My First Exposure to Reed
By RAPHAEL MACIOCE
Okay, I've read the other reviews...all bad and so I am in the unique position of offering an opinion at the opposite end of the spectrum. First why should you believe me over the masses??? Well I've read almost everything ever written by Niven, Bear, Brin, Benford, McDevitt, Card, Gibson, Stephenson, Herbert, Bova, Vinge...and so on. Thus I believe I know a good story when I read one. The idea of a large alien ship floating through space, with the builders long since vanished, has been tried before. I will say that this book is much better than the first Rama book, which at times read like an encyclopia. The last (3) books in the Rama series were great due in no small part I'm sure to input from Gentry Lee. Now back to Marrow. What I liked about the book was that it did include reference to aliens on the ship. The author does go into some detail about (2) of the species, the Remoras and the Harrum-Scarums. True the character development isn't anywhere near what David Brin does with his Uplift saga, but it's good enough to hold your interest. What I liked is that the plot was like an onion. On the outside you have this vast ship, then if you look deeper you find a planet inside called Marrow, and if you look deeper inside Marrow there's something else...and so on. The plot unravels just like this, and at no time does this book become predictable..something I'm sure the critics of this book would have to agree. When I rate a book I compare it to other books not only in writing styles and how the book flows, but does it put forth new ideas. The idea of a ship in space isn't new, but having 200 billion travellers from various races is unique. The idea that people can live forever and sustain incredible amounts of damage and still live (they grow new bodies for you), is new to me. The concept of Marrow itself is new as is the super strong material "Hyperflux" which holds the planet in place. Was the book great? No, but its certainly better than the last (3) bookes written by Jack McDevitt. I'd give this book 3.5 out of 5.0 stars and will certainly read more of Reed.
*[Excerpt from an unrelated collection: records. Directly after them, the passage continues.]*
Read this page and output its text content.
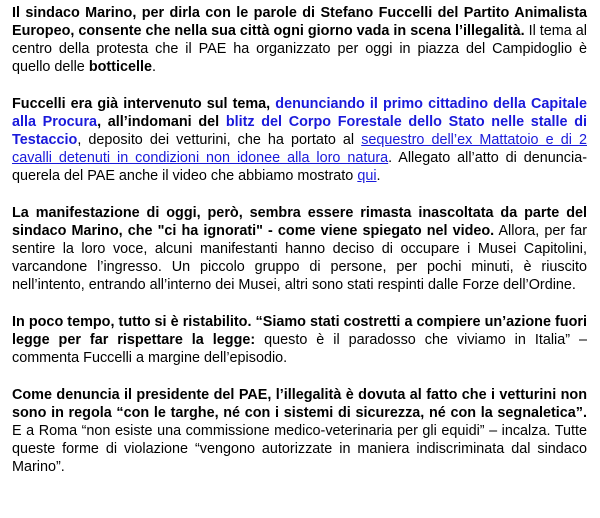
Il sindaco Marino, per dirla con le parole di Stefano Fuccelli del Partito Animalista Europeo, consente che nella sua città ogni giorno vada in scena l’illegalità. Il tema al centro della protesta che il PAE ha organizzato per oggi in piazza del Campidoglio è quello delle botticelle.

Fuccelli era già intervenuto sul tema, denunciando il primo cittadino della Capitale alla Procura, all’indomani del blitz del Corpo Forestale dello Stato nelle stalle di Testaccio, deposito dei vetturini, che ha portato al sequestro dell’ex Mattatoio e di 2 cavalli detenuti in condizioni non idonee alla loro natura. Allegato all’atto di denuncia-querela del PAE anche il video che abbiamo mostrato qui.

La manifestazione di oggi, però, sembra essere rimasta inascoltata da parte del sindaco Marino, che "ci ha ignorati" - come viene spiegato nel video. Allora, per far sentire la loro voce, alcuni manifestanti hanno deciso di occupare i Musei Capitolini, varcandone l’ingresso. Un piccolo gruppo di persone, per pochi minuti, è riuscito nell’intento, entrando all’interno dei Musei, altri sono stati respinti dalle Forze dell’Ordine.

In poco tempo, tutto si è ristabilito. “Siamo stati costretti a compiere un’azione fuori legge per far rispettare la legge: questo è il paradosso che viviamo in Italia” – commenta Fuccelli a margine dell’episodio.

Come denuncia il presidente del PAE, l’illegalità è dovuta al fatto che i vetturini non sono in regola “con le targhe, né con i sistemi di sicurezza, né con la segnaletica”. E a Roma “non esiste una commissione medico-veterinaria per gli equidi” – incalza. Tutte queste forme di violazione “vengono autorizzate in maniera indiscriminata dal sindaco Marino”.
16 of 18 people found the following review helpful.
Stands on its own, if you like audacity
By Andrew X. Lias
Okay, first an editorial comment: I hate it when people review books on the basis of superficial resemblences to other works. This may have a big world ship, but that's where the resemblence to Rama ends, folks (nor was Rama the first: Heinlein's Universe, anyone?) -- if you want another Rama book, you should direct your comments to Clarke and Lee.
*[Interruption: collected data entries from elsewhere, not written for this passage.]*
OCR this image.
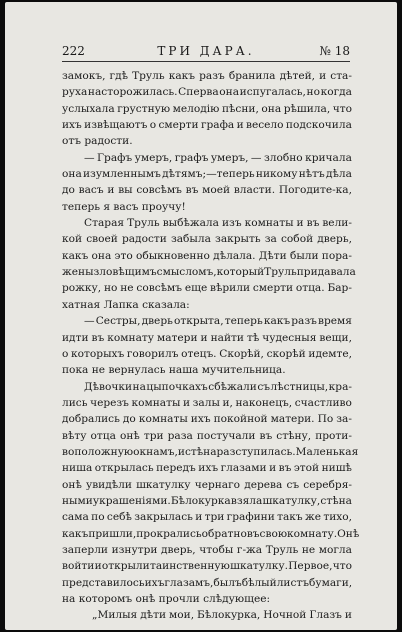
222	ТРИ ДАРА.	№ 18
замокъ, гдѣ Труль какъ разъ бранила дѣтей, и ста-
руха насторожилась. Сперва она испугалась, но когда
услыхала грустную мелодію пѣсни, она рѣшила, что
ихъ извѣщаютъ о смерти графа и весело подскочила
отъ радости.
— Графъ умеръ, графъ умеръ, — злобно кричала
она изумленнымъ дѣтямъ;—теперь никому нѣтъ дѣла
до васъ и вы совсѣмъ въ моей власти. Погодите-ка,
теперь я васъ проучу!
Старая Труль выбѣжала изъ комнаты и въ вели-
кой своей радости забыла закрыть за собой дверь,
какъ она это обыкновенно дѣлала. Дѣти были пора-
жены зловѣщимъ смысломъ, который Труль придавала
рожку, но не совсѣмъ еще вѣрили смерти отца. Бар-
хатная Лапка сказала:
— Сестры, дверь открыта, теперь какъ разъ время
идти въ комнату матери и найти тѣ чудесныя вещи,
о которыхъ говорилъ отецъ. Скорѣй, скорѣй идемте,
пока не вернулась наша мучительница.
Дѣвочки на цыпочкахъ сбѣжали съ лѣстницы, кра-
лись черезъ комнаты и залы и, наконецъ, счастливо
добрались до комнаты ихъ покойной матери. По за-
вѣту отца онѣ три раза постучали въ стѣну, проти-
воположную окнамъ, и стѣна разступилась. Маленькая
ниша открылась передъ ихъ глазами и въ этой нишѣ
онѣ увидѣли шкатулку чернаго дерева съ серебря-
ными украшеніями. Бѣлокурка взяла шкатулку, стѣна
сама по себѣ закрылась и три графини такъ же тихо,
какъ пришли, прокрались обратно въ свою комнату. Онѣ
заперли изнутри дверь, чтобы г-жа Труль не могла
войти и открыли таинственную шкатулку. Первое, что
представилось ихъ глазамъ, былъ бѣлый листъ бумаги,
на которомъ онѣ прочли слѣдующее:
„Милыя дѣти мои, Бѣлокурка, Ночной Глазъ и
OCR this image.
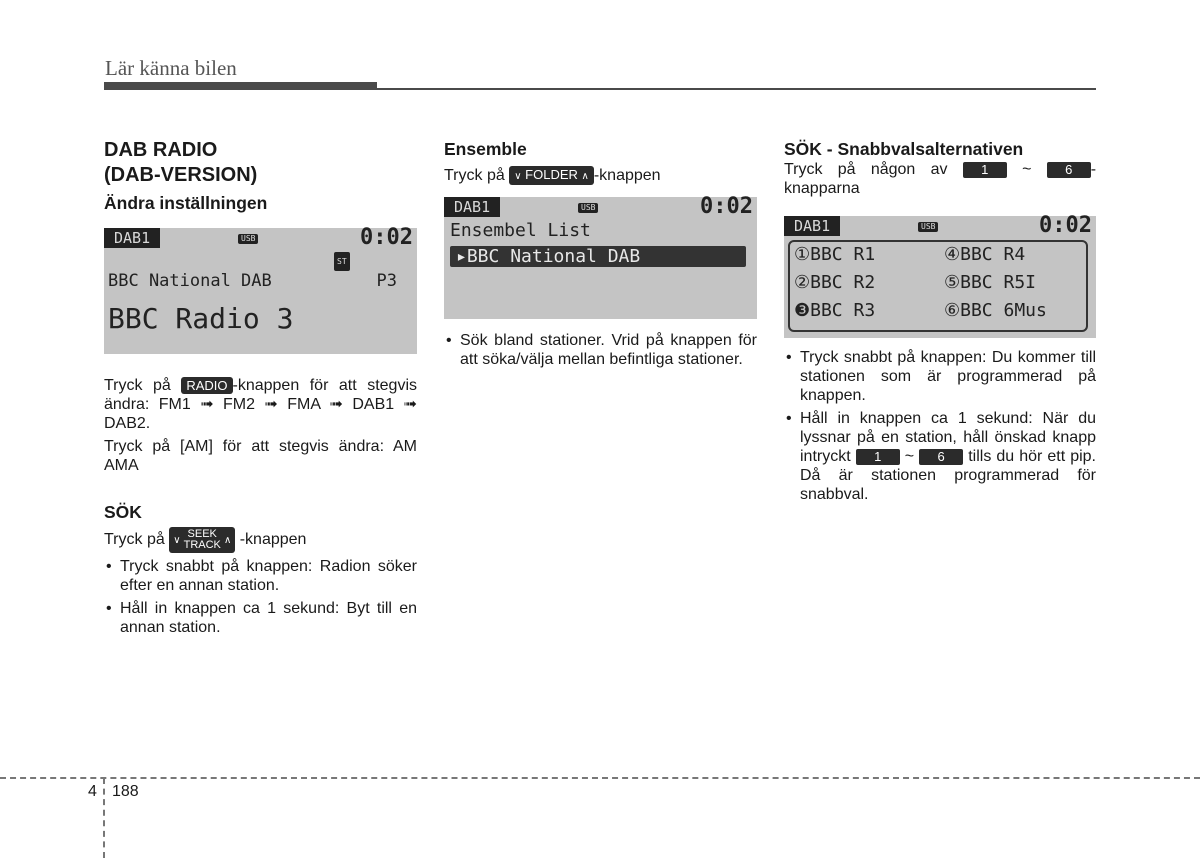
Lär känna bilen
DAB RADIO
(DAB-VERSION)
Ändra inställningen
DAB1	USB	0:02
ST
BBC National DAB	P3
BBC Radio 3

Tryck på RADIO -knappen för att stegvis ändra: FM1 ➟ FM2 ➟ FMA ➟ DAB1 ➟ DAB2.

Tryck på [AM] för att stegvis ändra: AM AMA

SÖK

Tryck på ∨ SEEK
TRACK ∧ -knappen

• Tryck snabbt på knappen: Radion söker efter en annan station.
• Håll in knappen ca 1 sekund: Byt till en annan station.
Ensemble

Tryck på ∨ FOLDER ∧ -knappen

DAB1	USB	0:02
Ensembel List
▸BBC National DAB
• Sök bland stationer. Vrid på knappen för att söka/välja mellan befintliga stationer.
SÖK - Snabbvalsalternativen

Tryck på någon av	1 ~	6 -knapparna

DAB1	USB	0:02
①BBC R1	④BBC R4
②BBC R2	⑤BBC R5I
❸BBC R3	⑥BBC 6Mus
• Tryck snabbt på knappen: Du kommer till stationen som är programmerad på knappen.
• Håll in knappen ca 1 sekund: När du lyssnar på en station, håll önskad knapp intryckt 1 ~ 6 tills du hör ett pip. Då är stationen programmerad för snabbval.
4 188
Now, if you can get past that, this is a work that has, I think, a genuinely audacious storyline. Perhaps TOO audacious for some tastes. We are talking about a storyline with hundred-thousand year old characters who are entirely willing to, among other things, wait five-thousand years (building an entire civilization in the process) in order to rescue themselves from being marooned.
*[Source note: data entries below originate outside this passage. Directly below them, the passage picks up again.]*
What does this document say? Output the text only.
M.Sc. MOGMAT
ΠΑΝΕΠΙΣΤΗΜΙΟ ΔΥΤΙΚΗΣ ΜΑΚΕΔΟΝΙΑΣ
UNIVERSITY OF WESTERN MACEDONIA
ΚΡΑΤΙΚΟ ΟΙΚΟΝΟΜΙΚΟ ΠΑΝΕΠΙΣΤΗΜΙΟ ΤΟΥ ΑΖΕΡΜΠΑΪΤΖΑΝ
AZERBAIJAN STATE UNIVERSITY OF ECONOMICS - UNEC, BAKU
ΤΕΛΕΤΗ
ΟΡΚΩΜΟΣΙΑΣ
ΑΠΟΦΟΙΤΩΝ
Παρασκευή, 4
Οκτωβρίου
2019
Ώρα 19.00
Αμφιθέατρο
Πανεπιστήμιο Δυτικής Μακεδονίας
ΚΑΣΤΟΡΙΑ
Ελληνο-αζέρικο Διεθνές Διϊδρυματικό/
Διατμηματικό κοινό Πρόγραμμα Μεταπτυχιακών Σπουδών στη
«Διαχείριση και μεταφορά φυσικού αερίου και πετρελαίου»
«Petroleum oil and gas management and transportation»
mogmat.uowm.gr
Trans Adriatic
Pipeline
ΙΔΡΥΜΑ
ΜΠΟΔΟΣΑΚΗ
The story is certainly an example of that grand old genre known as Space Opera. The science may be a tad "harder" than the old E.E. "Doc" Smith books, but only a tad. The sweep is epic and the characters are (quite literally) superhuman. People who are looking for either fine characterization or for hard technical science really should look elsewhere, because it ain't that sort of book. But if you can read it for what it is (especially if you are a fan of the old genre), I think that it stands up quite well. Certainly, it's not the perfect story -- the characters could have been rendered better, and the resolution seemed a bit forced -- but it is a GOOD example of what it is.
The book only "fails" if one judges it on the basis of what is not. At least that's my (not all that humble) opinion.